American visual artist and gallery owner

Jason Ostro is an American visual artist and gallery owner best known for his East Los Angeles Alley Project which was touted for turning "blight to bright" in the Los Angeles Times in 2015. That same year, Ostro was listed as one of the "8 Best Art Curators in Los Angeles" by CBS Los Angeles.

== Gabba Gallery ==

Ostro founded the Gabba Gallery in 2012 in Historic Filipinotown as a space where he could exhibit contemporary urban and street art. Showcasing art from a variety of disciplines– photography, street, design, collage and fine art – Gabba Gallery is a cultural haven that embodies, as Time Out Los Angeles describes: "eclectic cool."

Recent exhibitions include “Wish List,” an annual holiday exhibition that features work by vibrant local street artists.

In addition to exhibiting work inside the gallery, Ostro had the idea to transform the surrounding gang territory neighborhood with art. To do this, he curated over 80 local and international artists to paint over 90 murals side-by-side on outdoor surfaces ranging from garage doors to dumpsters. Securing support from the local community, Ostro went door to door to speak to each homeowner near the Gabba Gallery to gain permission before using any building exterior as a canvas. The purpose of the project extends beyond the murals and is equally about neighborhood transformation, local pride and community outreach.

The Alley Project includes murals by several of the most significant contemporary street artists and muralists, including: Bisco Smith, WRDSMTH, thrashbird, Annie Preece, Stormie Mills, Anthony Lister, Dourone, Jules Muck, DabsMyla and Rene Gagnon. Since the murals are residential, they are not immediately visible; however, Ostro has painted "Art!" with directional arrows on sidewalks and signs to guide art enthusiasts without disrupting the community.
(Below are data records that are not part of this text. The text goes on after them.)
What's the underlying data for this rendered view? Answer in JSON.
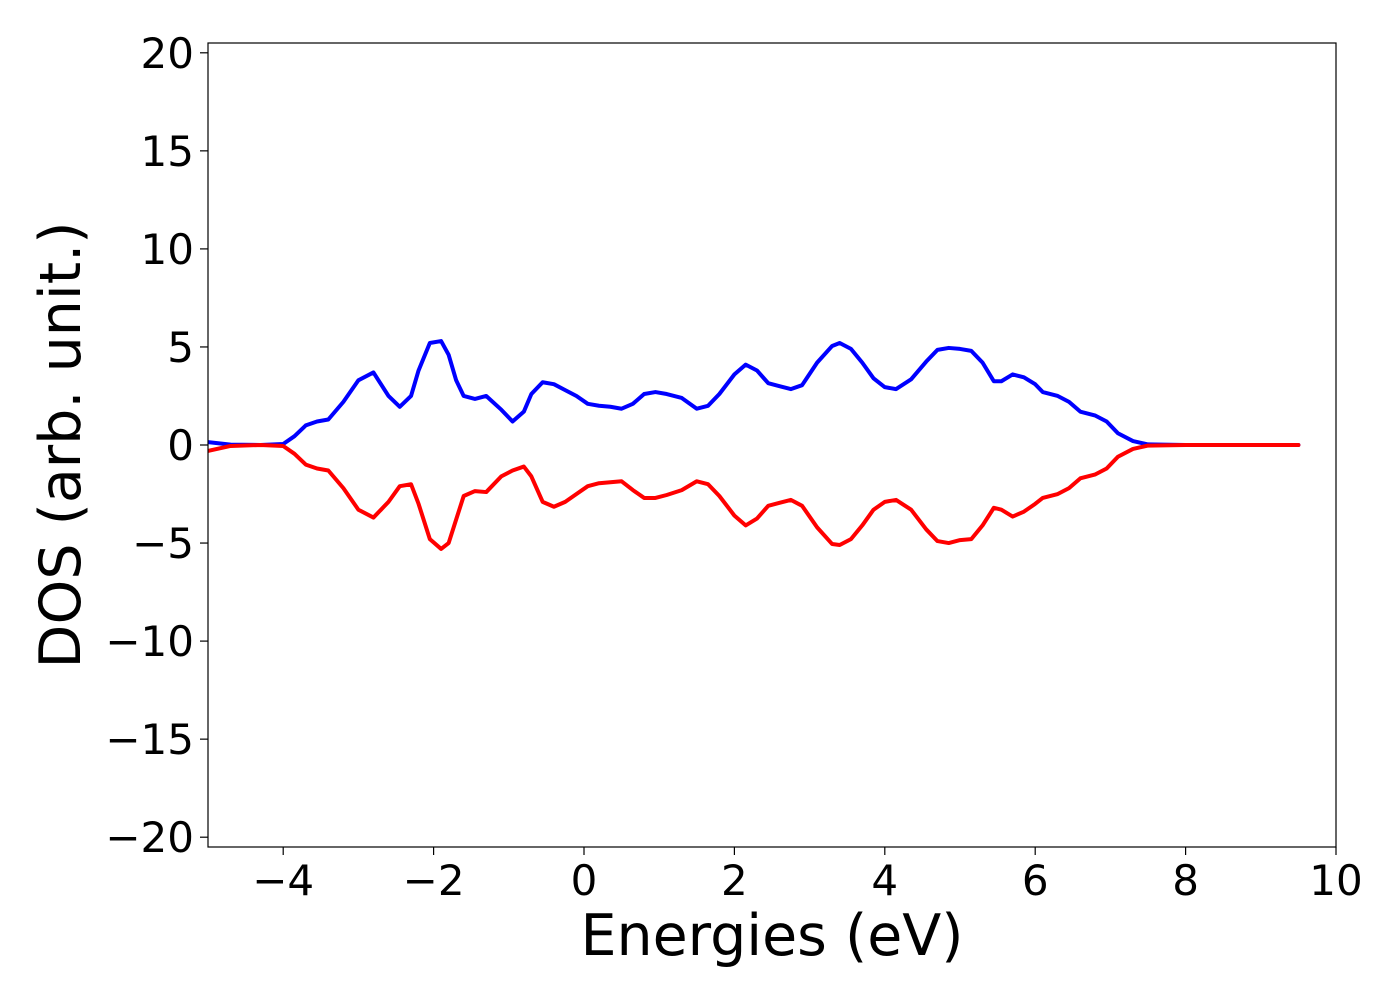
{
  "chart_data": {
    "type": "line",
    "title": "",
    "xlabel": "Energies (eV)",
    "ylabel": "DOS (arb. unit.)",
    "xlim": [
      -5,
      10
    ],
    "ylim": [
      -20.5,
      20.5
    ],
    "grid": false,
    "legend": "none",
    "x_ticks": [
      -4,
      -2,
      0,
      2,
      4,
      6,
      8,
      10
    ],
    "x_tick_labels": [
      "−4",
      "−2",
      "0",
      "2",
      "4",
      "6",
      "8",
      "10"
    ],
    "y_ticks": [
      20,
      15,
      10,
      5,
      0,
      -5,
      -10,
      -15,
      -20
    ],
    "y_tick_labels": [
      "20",
      "15",
      "10",
      "5",
      "0",
      "−5",
      "−10",
      "−15",
      "−20"
    ],
    "series": [
      {
        "color": "#0000ff",
        "x": [
          -5.0,
          -4.7,
          -4.3,
          -4.0,
          -3.85,
          -3.7,
          -3.55,
          -3.4,
          -3.2,
          -3.0,
          -2.8,
          -2.6,
          -2.45,
          -2.3,
          -2.2,
          -2.05,
          -1.9,
          -1.8,
          -1.7,
          -1.6,
          -1.45,
          -1.3,
          -1.1,
          -0.95,
          -0.8,
          -0.7,
          -0.55,
          -0.4,
          -0.25,
          -0.1,
          0.05,
          0.2,
          0.35,
          0.5,
          0.65,
          0.8,
          0.95,
          1.1,
          1.3,
          1.5,
          1.65,
          1.8,
          2.0,
          2.15,
          2.3,
          2.45,
          2.6,
          2.75,
          2.9,
          3.1,
          3.3,
          3.4,
          3.55,
          3.7,
          3.85,
          4.0,
          4.15,
          4.35,
          4.55,
          4.7,
          4.85,
          5.0,
          5.15,
          5.3,
          5.45,
          5.55,
          5.7,
          5.85,
          6.0,
          6.1,
          6.3,
          6.45,
          6.6,
          6.8,
          6.95,
          7.1,
          7.3,
          7.5,
          8.0,
          9.0,
          9.5
        ],
        "values": [
          0.15,
          0.02,
          0.0,
          0.05,
          0.45,
          1.0,
          1.2,
          1.3,
          2.2,
          3.3,
          3.7,
          2.5,
          1.95,
          2.5,
          3.8,
          5.2,
          5.3,
          4.6,
          3.3,
          2.5,
          2.35,
          2.5,
          1.8,
          1.2,
          1.7,
          2.6,
          3.2,
          3.1,
          2.8,
          2.5,
          2.1,
          2.0,
          1.95,
          1.85,
          2.1,
          2.6,
          2.7,
          2.6,
          2.4,
          1.85,
          2.0,
          2.6,
          3.6,
          4.1,
          3.8,
          3.15,
          3.0,
          2.85,
          3.05,
          4.2,
          5.05,
          5.2,
          4.9,
          4.2,
          3.4,
          2.95,
          2.85,
          3.35,
          4.25,
          4.85,
          4.95,
          4.9,
          4.8,
          4.2,
          3.25,
          3.25,
          3.6,
          3.45,
          3.1,
          2.7,
          2.5,
          2.2,
          1.7,
          1.5,
          1.2,
          0.6,
          0.2,
          0.03,
          0.0,
          0.0,
          0.0
        ]
      },
      {
        "color": "#ff0000",
        "x": [
          -5.0,
          -4.7,
          -4.3,
          -4.0,
          -3.85,
          -3.7,
          -3.55,
          -3.4,
          -3.2,
          -3.0,
          -2.8,
          -2.6,
          -2.45,
          -2.3,
          -2.2,
          -2.05,
          -1.9,
          -1.8,
          -1.7,
          -1.6,
          -1.45,
          -1.3,
          -1.1,
          -0.95,
          -0.8,
          -0.7,
          -0.55,
          -0.4,
          -0.25,
          -0.1,
          0.05,
          0.2,
          0.35,
          0.5,
          0.65,
          0.8,
          0.95,
          1.1,
          1.3,
          1.5,
          1.65,
          1.8,
          2.0,
          2.15,
          2.3,
          2.45,
          2.6,
          2.75,
          2.9,
          3.1,
          3.3,
          3.4,
          3.55,
          3.7,
          3.85,
          4.0,
          4.15,
          4.35,
          4.55,
          4.7,
          4.85,
          5.0,
          5.15,
          5.3,
          5.45,
          5.55,
          5.7,
          5.85,
          6.0,
          6.1,
          6.3,
          6.45,
          6.6,
          6.8,
          6.95,
          7.1,
          7.3,
          7.5,
          8.0,
          9.0,
          9.5
        ],
        "values": [
          -0.3,
          -0.05,
          0.0,
          -0.05,
          -0.45,
          -1.0,
          -1.2,
          -1.3,
          -2.2,
          -3.3,
          -3.7,
          -2.9,
          -2.1,
          -2.0,
          -3.0,
          -4.8,
          -5.3,
          -5.0,
          -3.8,
          -2.6,
          -2.35,
          -2.4,
          -1.6,
          -1.3,
          -1.1,
          -1.6,
          -2.9,
          -3.15,
          -2.9,
          -2.5,
          -2.1,
          -1.95,
          -1.9,
          -1.85,
          -2.3,
          -2.7,
          -2.7,
          -2.55,
          -2.3,
          -1.85,
          -2.0,
          -2.6,
          -3.6,
          -4.1,
          -3.75,
          -3.1,
          -2.95,
          -2.8,
          -3.1,
          -4.2,
          -5.05,
          -5.1,
          -4.8,
          -4.1,
          -3.3,
          -2.9,
          -2.8,
          -3.3,
          -4.3,
          -4.9,
          -5.0,
          -4.85,
          -4.8,
          -4.1,
          -3.2,
          -3.3,
          -3.65,
          -3.4,
          -3.0,
          -2.7,
          -2.5,
          -2.2,
          -1.7,
          -1.5,
          -1.2,
          -0.6,
          -0.2,
          -0.03,
          0.0,
          0.0,
          0.0
        ]
      }
    ]
  }
}
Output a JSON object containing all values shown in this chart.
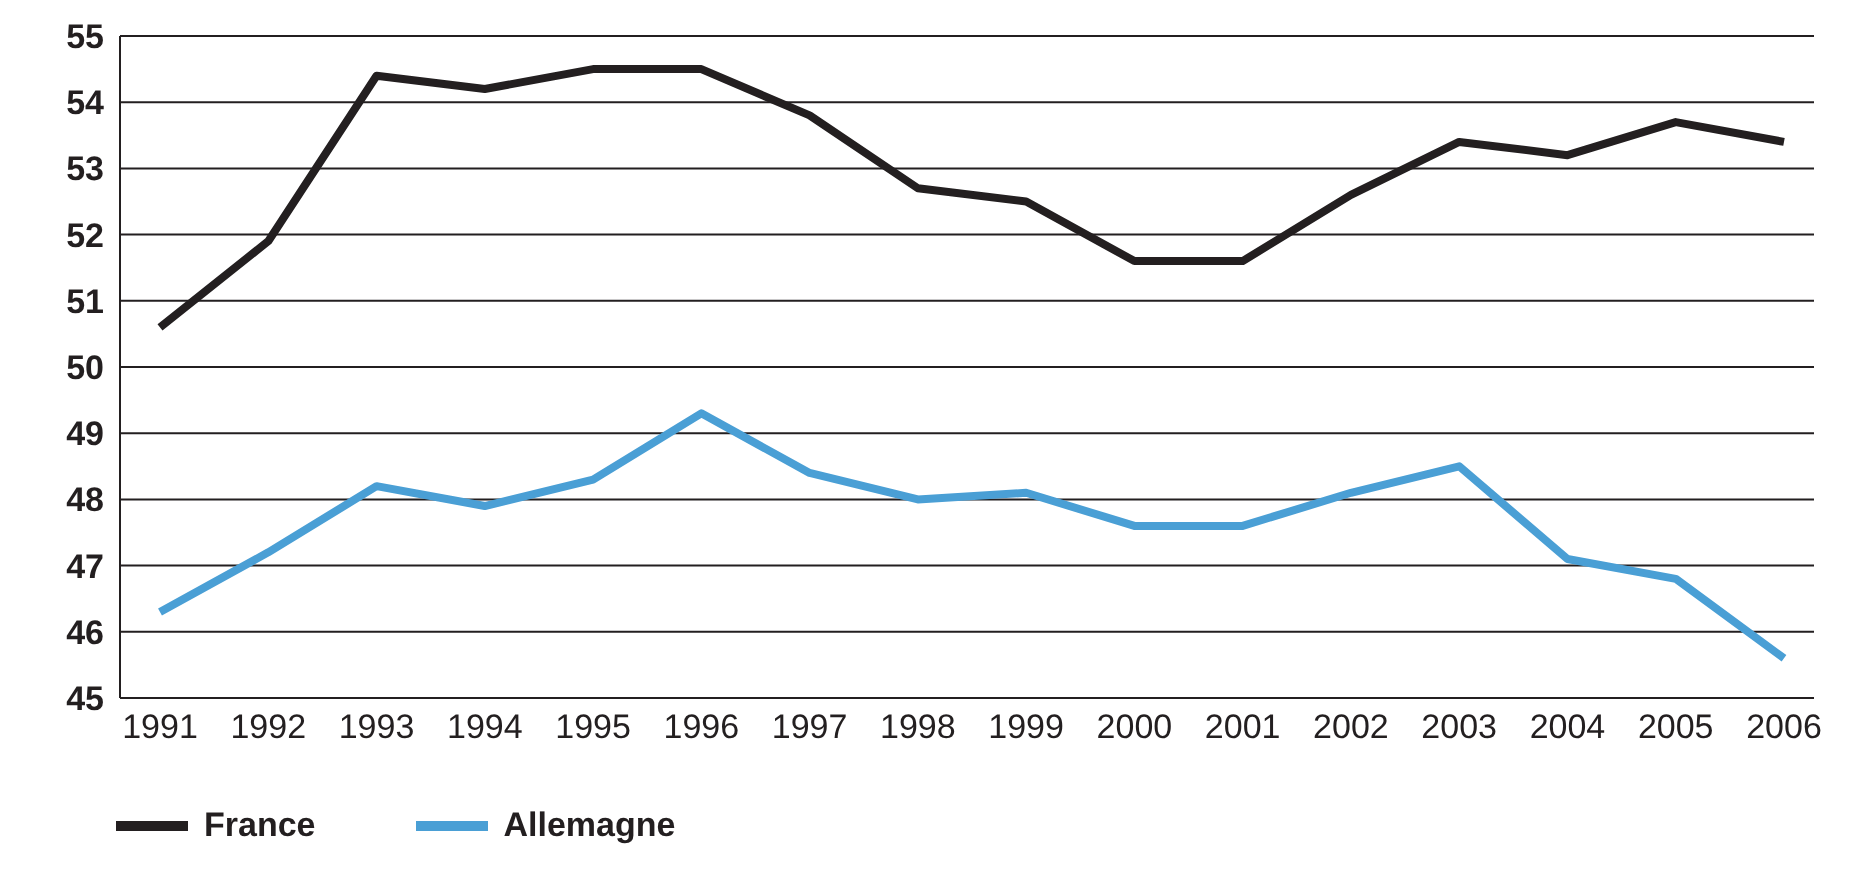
{
  "chart_data": {
    "type": "line",
    "categories": [
      "1991",
      "1992",
      "1993",
      "1994",
      "1995",
      "1996",
      "1997",
      "1998",
      "1999",
      "2000",
      "2001",
      "2002",
      "2003",
      "2004",
      "2005",
      "2006"
    ],
    "series": [
      {
        "name": "France",
        "color": "#231f20",
        "values": [
          50.6,
          51.9,
          54.4,
          54.2,
          54.5,
          54.5,
          53.8,
          52.7,
          52.5,
          51.6,
          51.6,
          52.6,
          53.4,
          53.2,
          53.7,
          53.4
        ]
      },
      {
        "name": "Allemagne",
        "color": "#4a9fd5",
        "values": [
          46.3,
          47.2,
          48.2,
          47.9,
          48.3,
          49.3,
          48.4,
          48.0,
          48.1,
          47.6,
          47.6,
          48.1,
          48.5,
          47.1,
          46.8,
          45.6
        ]
      }
    ],
    "ylim": [
      45,
      55
    ],
    "yticks": [
      45,
      46,
      47,
      48,
      49,
      50,
      51,
      52,
      53,
      54,
      55
    ],
    "grid": "y",
    "legend": "bottom left",
    "marker": "none",
    "line_style": "solid"
  }
}
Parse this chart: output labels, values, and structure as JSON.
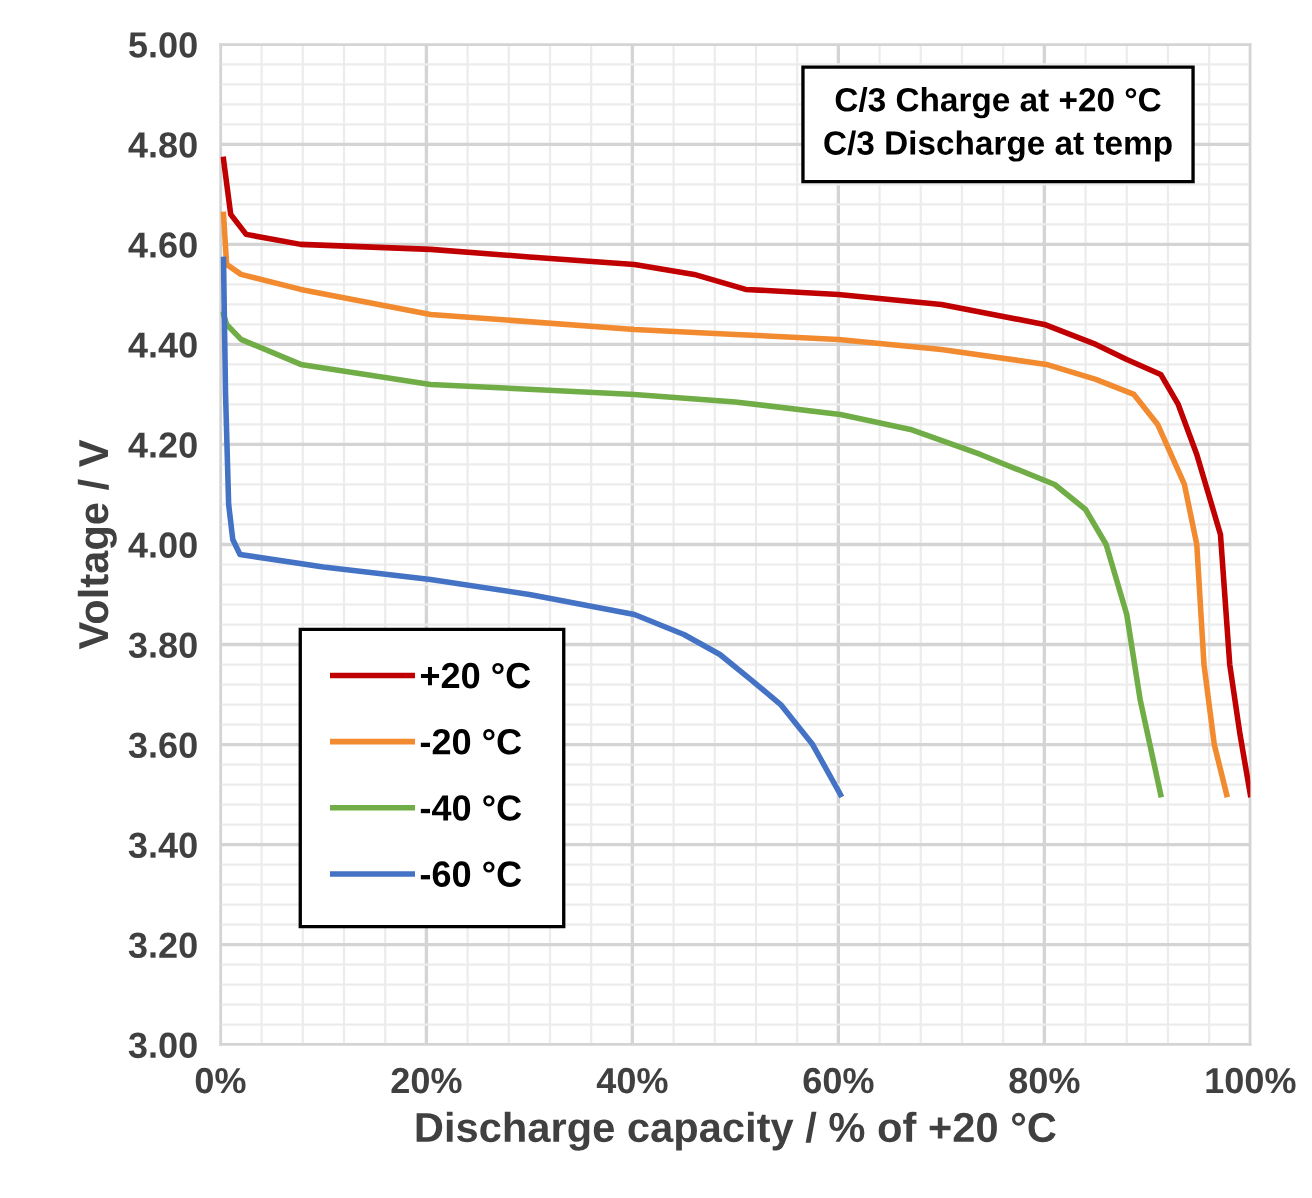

Ostro has created a satellite mural project in the Echo Park neighborhood of Los Angeles, called "Animal Alley L.A," showcasing animal-themed murals by over 15 artists. Additionally, Ostro has been approached by groups in Atlanta, St. Louis and Asheville to spearhead similar community mural initiatives those cities.

== Visual Art ==

Beginning his pursuit as a fine artist at an early age using crayons to doodle designs, Ostro has evolved his practice to painting both canvases but also murals across the United States.